An article in the local paper today lamented how global warming is devastating state fisheries. A piece on the local public radio station this morning noted that a nearby ski resort is expanding to include warm weather activities due to, the reporter implied, dwindling snowfalls resulting from climate change, i.e. global warming.

Both of these stories were aired despite the fact that our state has experienced one of the coolest summers in memory, but perhaps our weather this summer is an anomaly. Perhaps, but what about this? For a decade or more we've been subjected to alarming cries of melting polar ice caps. We've been shown pictures of polar bears on shrinking ice floes to convince us that the situation is dire.

Yet the British Daily Mail published a report recently that claims that:
A chilly Arctic summer has left nearly a million more square miles of ocean covered with ice than at the same time last year – an increase of 60 per cent.

The rebound from 2012’s record low comes six years after the BBC reported that global warming would leave the Arctic ice-free in summer by 2013.

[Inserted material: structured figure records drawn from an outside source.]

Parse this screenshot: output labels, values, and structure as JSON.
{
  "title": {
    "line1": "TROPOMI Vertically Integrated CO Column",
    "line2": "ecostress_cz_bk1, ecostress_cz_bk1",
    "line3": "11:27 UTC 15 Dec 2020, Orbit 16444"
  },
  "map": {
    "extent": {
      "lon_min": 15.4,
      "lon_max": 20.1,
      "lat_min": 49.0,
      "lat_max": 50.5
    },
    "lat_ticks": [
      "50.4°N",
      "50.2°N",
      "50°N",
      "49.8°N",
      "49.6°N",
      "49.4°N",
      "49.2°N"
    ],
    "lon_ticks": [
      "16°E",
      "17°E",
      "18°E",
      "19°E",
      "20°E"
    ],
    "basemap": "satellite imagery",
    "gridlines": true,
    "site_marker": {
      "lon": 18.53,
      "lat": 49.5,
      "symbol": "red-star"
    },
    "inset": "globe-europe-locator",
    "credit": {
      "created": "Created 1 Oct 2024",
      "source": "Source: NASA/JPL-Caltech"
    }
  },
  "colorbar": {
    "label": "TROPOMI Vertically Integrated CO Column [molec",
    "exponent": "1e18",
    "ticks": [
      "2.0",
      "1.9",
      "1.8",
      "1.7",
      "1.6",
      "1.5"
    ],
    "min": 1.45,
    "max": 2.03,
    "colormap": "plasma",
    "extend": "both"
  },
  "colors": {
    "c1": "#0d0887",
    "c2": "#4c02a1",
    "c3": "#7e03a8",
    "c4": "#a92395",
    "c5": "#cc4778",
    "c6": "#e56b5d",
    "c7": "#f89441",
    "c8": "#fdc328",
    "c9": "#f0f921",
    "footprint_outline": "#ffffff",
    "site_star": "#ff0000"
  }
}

Instead, days before the annual autumn re-freeze is due to begin, an unbroken ice sheet more than half the size of Europe already stretches from the Canadian islands to Russia’s northern shores.
With all the conflicting claims about the catastrophic effects of global warming on one side and reports that there has been no warming at all for the last twelve years and the ice cap is actually growing on the other, how do we decide what's true?

Perhaps the wisest course is to decline to be swept up in the hysteria until unambiguous, incontestable evidence is adduced one way or the other. It would be wise, perhaps, to simply suspend opinion and maintain an open-minded skepticism toward both the claim that we're on the brink of an eco-catastrophe as well as the claim that nothing particularly unusual is happening.